Теперь уже мать жила с двумя сыновьями, Борисом и Виктором. А Эдуард с семьёй имели отдельное жильё. Меньший брат находился рядом с матерью, а старшие работали механизаторами. Приходилось иметь дело с разными видами техники. В основном, много работы было на уборке урожая. Братья работали на комбайне. А остальное время – на тракторах или же занимались ремонтом. Ребят в хозяйстве было мало, но девчонки тоже помогали во всём. Мыли детали, подносили запчасти, инструмент. А парни занимались разборкой и сборкой техники. Поначалу люди также голодали. На одного рабочего выделяли триста грамм хлеба в сутки. Многие страдали от недоедания. То время Борису вспоминается с ужасом. Часто по ночам просыпался от чувства голода, с поисках пищи приходилось копаться в чужих отходах, чтобы только найти хотя бы очистки от картофеля. Это жуткое чувство, которое преследовало постоянно, трудно выразить словами. Приходилось есть всё, что попадалось.
Однажды, не вытерпев, он наелся шелухи от проса. О последствиях даже не предполагал и чуть не поплатился жизнью. Кишечник был забит так, что парень оказался на грани смерти. Он был уже взрослым, но голод заставлял стыд и совесть отодвинуться на задний план. Благодаря женщине-медсестре, которая приложила все усилия, он остался жив. Она выходила его, как собственного ребёнка. Вскоре появилась карточная система, т.е. продукты давали только по карточкам. Стало намного легче.
У Бориса появились друзья. Среди них были более близкие – болгарин Геня, который работал на водокачке, Федя тракторист был тоже болгарин, да сын директора Гриша, украинец. Хажинец Яков Иванович был директором подсобного хозяйства НКВД, человек уважаемый и справедливый.
Боря очень любил музыку. Ещё в детстве ему хотелось научиться играть на каком-нибудь музыкальном инструменте. На Родине, в селе Каново, в десятилетнем возрасте он принимал участие в выступлениях колхозного оркестра, на кларнете.

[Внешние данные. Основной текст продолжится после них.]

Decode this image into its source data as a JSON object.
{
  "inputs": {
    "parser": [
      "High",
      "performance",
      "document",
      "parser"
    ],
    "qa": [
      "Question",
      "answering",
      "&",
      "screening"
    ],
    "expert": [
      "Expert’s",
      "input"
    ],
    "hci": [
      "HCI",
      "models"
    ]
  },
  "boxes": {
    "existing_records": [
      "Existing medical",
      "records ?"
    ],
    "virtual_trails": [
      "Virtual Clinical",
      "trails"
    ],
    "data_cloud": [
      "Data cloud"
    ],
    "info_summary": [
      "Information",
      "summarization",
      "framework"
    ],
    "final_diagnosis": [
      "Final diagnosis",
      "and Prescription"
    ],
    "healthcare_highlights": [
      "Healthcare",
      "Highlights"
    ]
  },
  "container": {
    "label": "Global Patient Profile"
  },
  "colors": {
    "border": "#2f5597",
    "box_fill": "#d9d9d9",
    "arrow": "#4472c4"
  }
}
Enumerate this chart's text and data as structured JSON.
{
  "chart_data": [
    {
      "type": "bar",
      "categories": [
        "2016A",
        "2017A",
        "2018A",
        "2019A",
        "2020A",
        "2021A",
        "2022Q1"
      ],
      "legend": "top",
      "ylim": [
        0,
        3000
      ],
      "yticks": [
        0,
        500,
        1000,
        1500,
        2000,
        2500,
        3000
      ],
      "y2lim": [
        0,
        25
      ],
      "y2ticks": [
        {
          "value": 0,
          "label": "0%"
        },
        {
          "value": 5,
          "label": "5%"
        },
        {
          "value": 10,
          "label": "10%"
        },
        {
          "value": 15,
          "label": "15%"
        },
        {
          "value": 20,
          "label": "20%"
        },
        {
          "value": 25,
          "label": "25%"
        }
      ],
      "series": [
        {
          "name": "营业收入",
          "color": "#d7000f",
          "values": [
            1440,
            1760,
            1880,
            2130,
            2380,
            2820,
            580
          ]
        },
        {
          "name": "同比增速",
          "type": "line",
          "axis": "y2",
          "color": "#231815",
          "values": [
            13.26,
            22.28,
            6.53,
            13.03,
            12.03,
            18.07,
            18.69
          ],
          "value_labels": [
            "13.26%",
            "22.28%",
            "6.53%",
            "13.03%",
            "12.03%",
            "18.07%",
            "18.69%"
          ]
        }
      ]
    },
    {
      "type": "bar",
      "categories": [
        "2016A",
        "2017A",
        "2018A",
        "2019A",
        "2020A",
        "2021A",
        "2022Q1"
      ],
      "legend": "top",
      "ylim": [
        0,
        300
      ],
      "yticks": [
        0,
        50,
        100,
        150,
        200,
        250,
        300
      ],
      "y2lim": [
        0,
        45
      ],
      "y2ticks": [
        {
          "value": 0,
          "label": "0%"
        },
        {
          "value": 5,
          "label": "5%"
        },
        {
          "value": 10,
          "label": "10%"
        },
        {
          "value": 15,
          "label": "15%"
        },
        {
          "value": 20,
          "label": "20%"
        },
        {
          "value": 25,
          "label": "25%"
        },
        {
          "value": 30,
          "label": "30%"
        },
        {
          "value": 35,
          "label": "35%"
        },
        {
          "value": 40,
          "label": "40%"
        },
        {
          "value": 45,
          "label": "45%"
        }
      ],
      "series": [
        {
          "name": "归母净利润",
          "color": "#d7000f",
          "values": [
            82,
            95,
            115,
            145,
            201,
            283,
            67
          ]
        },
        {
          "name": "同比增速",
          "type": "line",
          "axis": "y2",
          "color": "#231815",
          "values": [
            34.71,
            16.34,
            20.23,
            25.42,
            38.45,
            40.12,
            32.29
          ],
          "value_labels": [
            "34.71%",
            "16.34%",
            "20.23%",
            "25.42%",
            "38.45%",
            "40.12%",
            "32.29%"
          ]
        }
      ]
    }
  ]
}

Он умел играть на балалайке, мандолине и гармошке. Первая гармошка досталась ему совершенно случайно. Какой-то колхозник задолжал отцу большую сумму денег. Возвратить было нечем. Вот он и принёс долг – велосипед да гармошку. Боря с удовольствием учился сам, по слуху подбирал мелодию, но у него это так превосходно получалось, что лучшего музыканта не было в округе. Вот и теперь, в подхозном клубе без него не обоходилось ни одно мероприятие. Так он завоевал огромный авторитет, особенно среди молодёжи.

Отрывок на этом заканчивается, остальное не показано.